Fine Gael's biggest catch was George Lee. He is a brilliant economist and journalist. He was familiar to all as the national television station's Economics Editor. He called the property bubble when the country was in thrall to glossy property supplements and ever increasing real estate values. He was a lone voice shouting that the Emperor had no clothes, and that we were going to face a massive economic correction and a property crash. Real estate values are now down 50% since 2007. George was right.
So, Fine Gael took him on board 9 months ago when he was elected in a Dublin by-election. This week he stunned the country by quitting the party and politics. Why? Because the Gombeen Men of Irish politics sidelined this brilliant outsider and let him have no say in policy, even though he was best-qualified person they had on their team. You see, nothing threatens the Gombeen Men quite as much as an articulate, intelligent person. For if too many of them arrive on the scene they'll show up the Gombeen Men's incompetence: the reign of the Gombeens would end forever. For now, they clutch on to power by insidious means, determined to stay there, even if it brings the nation in to the abyss.
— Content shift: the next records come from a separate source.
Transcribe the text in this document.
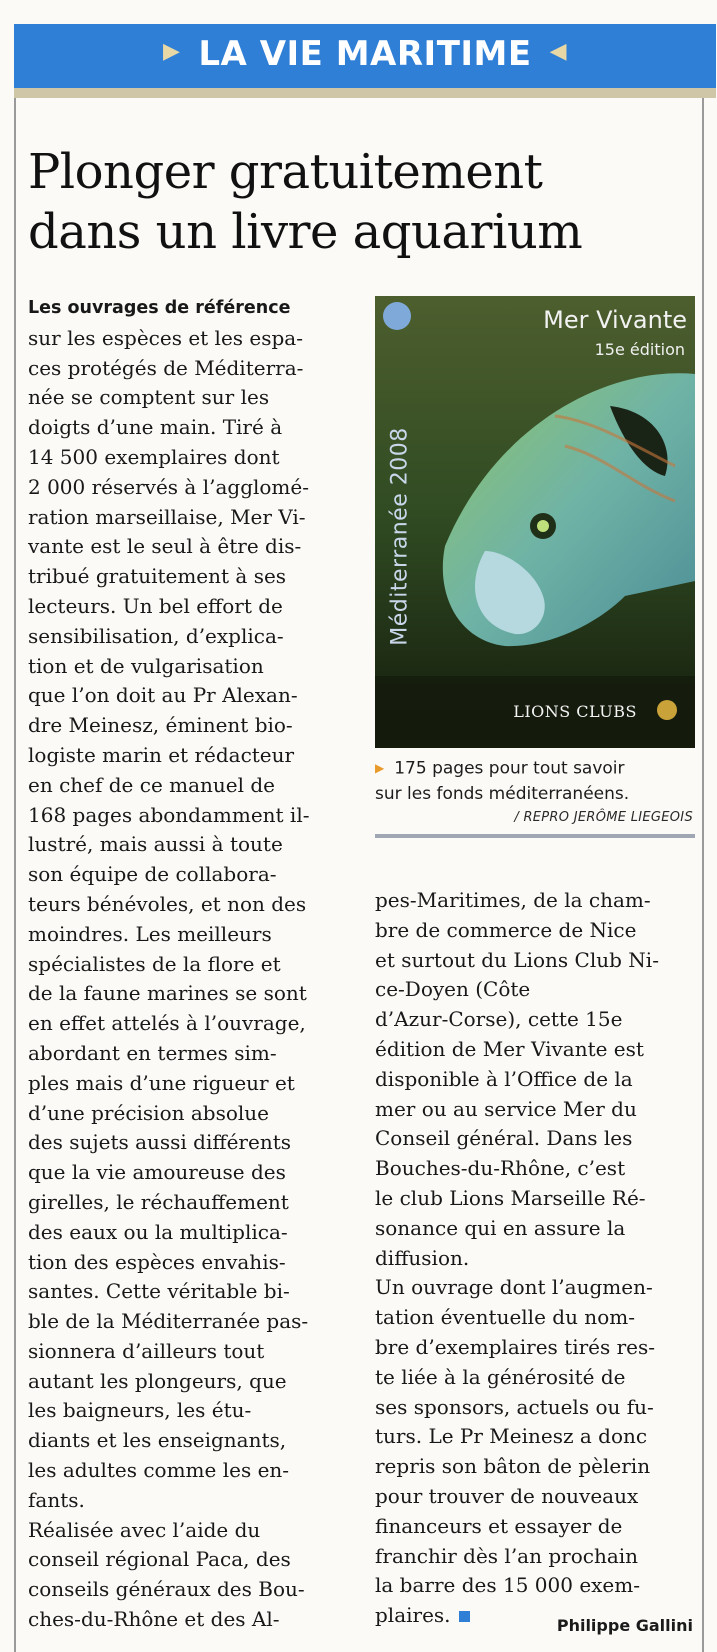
▶ LA VIE MARITIME ◀
Plonger gratuitement
dans un livre aquarium
Les ouvrages de référence
sur les espèces et les espa-
ces protégés de Méditerra-
née se comptent sur les
doigts d’une main. Tiré à
14 500 exemplaires dont
2 000 réservés à l’agglomé-
ration marseillaise, Mer Vi-
vante est le seul à être dis-
tribué gratuitement à ses
lecteurs. Un bel effort de
sensibilisation, d’explica-
tion et de vulgarisation
que l’on doit au Pr Alexan-
dre Meinesz, éminent bio-
logiste marin et rédacteur
en chef de ce manuel de
168 pages abondamment il-
lustré, mais aussi à toute
son équipe de collabora-
teurs bénévoles, et non des
moindres. Les meilleurs
spécialistes de la flore et
de la faune marines se sont
en effet attelés à l’ouvrage,
abordant en termes sim-
ples mais d’une rigueur et
d’une précision absolue
des sujets aussi différents
que la vie amoureuse des
girelles, le réchauffement
des eaux ou la multiplica-
tion des espèces envahis-
santes. Cette véritable bi-
ble de la Méditerranée pas-
sionnera d’ailleurs tout
autant les plongeurs, que
les baigneurs, les étu-
diants et les enseignants,
les adultes comme les en-
fants.
Réalisée avec l’aide du
conseil régional Paca, des
conseils généraux des Bou-
ches-du-Rhône et des Al-
Mer Vivante
15e édition
Méditerranée 2008
LIONS CLUBS
▶ 175 pages pour tout savoir
sur les fonds méditerranéens.
/ REPRO JERÔME LIEGEOIS
pes-Maritimes, de la cham-
bre de commerce de Nice
et surtout du Lions Club Ni-
ce-Doyen (Côte
d’Azur-Corse), cette 15e
édition de Mer Vivante est
disponible à l’Office de la
mer ou au service Mer du
Conseil général. Dans les
Bouches-du-Rhône, c’est
le club Lions Marseille Ré-
sonance qui en assure la
diffusion.
Un ouvrage dont l’augmen-
tation éventuelle du nom-
bre d’exemplaires tirés res-
te liée à la générosité de
ses sponsors, actuels ou fu-
turs. Le Pr Meinesz a donc
repris son bâton de pèlerin
pour trouver de nouveaux
financeurs et essayer de
franchir dès l’an prochain
la barre des 15 000 exem-
plaires.	Philippe Gallini
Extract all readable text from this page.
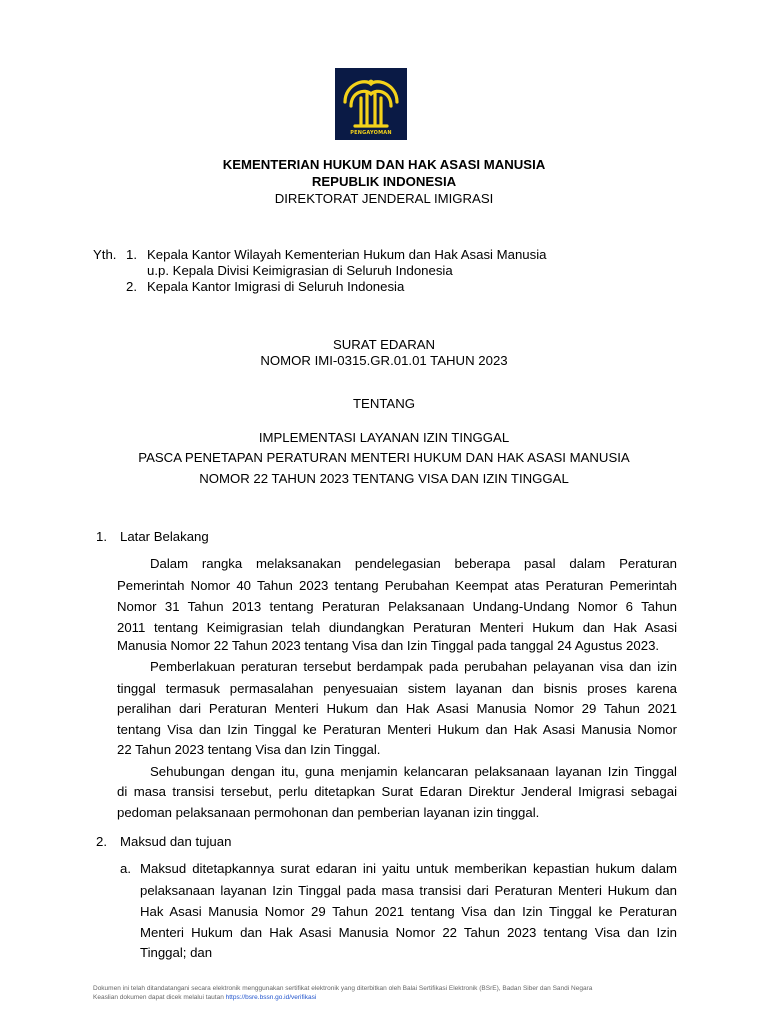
PENGAYOMAN
KEMENTERIAN HUKUM DAN HAK ASASI MANUSIA
REPUBLIK INDONESIA
DIREKTORAT JENDERAL IMIGRASI
Yth. 1. Kepala Kantor Wilayah Kementerian Hukum dan Hak Asasi Manusia
u.p. Kepala Divisi Keimigrasian di Seluruh Indonesia
2. Kepala Kantor Imigrasi di Seluruh Indonesia
SURAT EDARAN
NOMOR IMI-0315.GR.01.01 TAHUN 2023
TENTANG
IMPLEMENTASI LAYANAN IZIN TINGGAL
PASCA PENETAPAN PERATURAN MENTERI HUKUM DAN HAK ASASI MANUSIA
NOMOR 22 TAHUN 2023 TENTANG VISA DAN IZIN TINGGAL
1. Latar Belakang
Dalam rangka melaksanakan pendelegasian beberapa pasal dalam Peraturan
Pemerintah Nomor 40 Tahun 2023 tentang Perubahan Keempat atas Peraturan Pemerintah
Nomor 31 Tahun 2013 tentang Peraturan Pelaksanaan Undang-Undang Nomor 6 Tahun
2011 tentang Keimigrasian telah diundangkan Peraturan Menteri Hukum dan Hak Asasi
Manusia Nomor 22 Tahun 2023 tentang Visa dan Izin Tinggal pada tanggal 24 Agustus 2023.
Pemberlakuan peraturan tersebut berdampak pada perubahan pelayanan visa dan izin
tinggal termasuk permasalahan penyesuaian sistem layanan dan bisnis proses karena
peralihan dari Peraturan Menteri Hukum dan Hak Asasi Manusia Nomor 29 Tahun 2021
tentang Visa dan Izin Tinggal ke Peraturan Menteri Hukum dan Hak Asasi Manusia Nomor
22 Tahun 2023 tentang Visa dan Izin Tinggal.
Sehubungan dengan itu, guna menjamin kelancaran pelaksanaan layanan Izin Tinggal
di masa transisi tersebut, perlu ditetapkan Surat Edaran Direktur Jenderal Imigrasi sebagai
pedoman pelaksanaan permohonan dan pemberian layanan izin tinggal.
2. Maksud dan tujuan
a. Maksud ditetapkannya surat edaran ini yaitu untuk memberikan kepastian hukum dalam
pelaksanaan layanan Izin Tinggal pada masa transisi dari Peraturan Menteri Hukum dan
Hak Asasi Manusia Nomor 29 Tahun 2021 tentang Visa dan Izin Tinggal ke Peraturan
Menteri Hukum dan Hak Asasi Manusia Nomor 22 Tahun 2023 tentang Visa dan Izin
Tinggal; dan
Dokumen ini telah ditandatangani secara elektronik menggunakan sertifikat elektronik yang diterbitkan oleh Balai Sertifikasi Elektronik (BSrE), Badan Siber dan Sandi Negara
Keaslian dokumen dapat dicek melalui tautan https://bsre.bssn.go.id/verifikasi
We urgently need a new political party in Ireland. Once that steps outside the Civil War politics of the Gombeens, and one that does not represent the Labour party's reflexive leftism. One that recruits the best and most competent people to run as candidates. One that will raise guillotines in every public square in Ireland and lead the Gombeen Men to them.
After a century of political tribalism, the electorate is now, at last, willing to vote in the best men and women for the job. We are crying out for a fresh start. The future of our country is at stake. A new party, free of all associations with the past, is the only way.
George Lee, a nation turns its lonely eyes to you.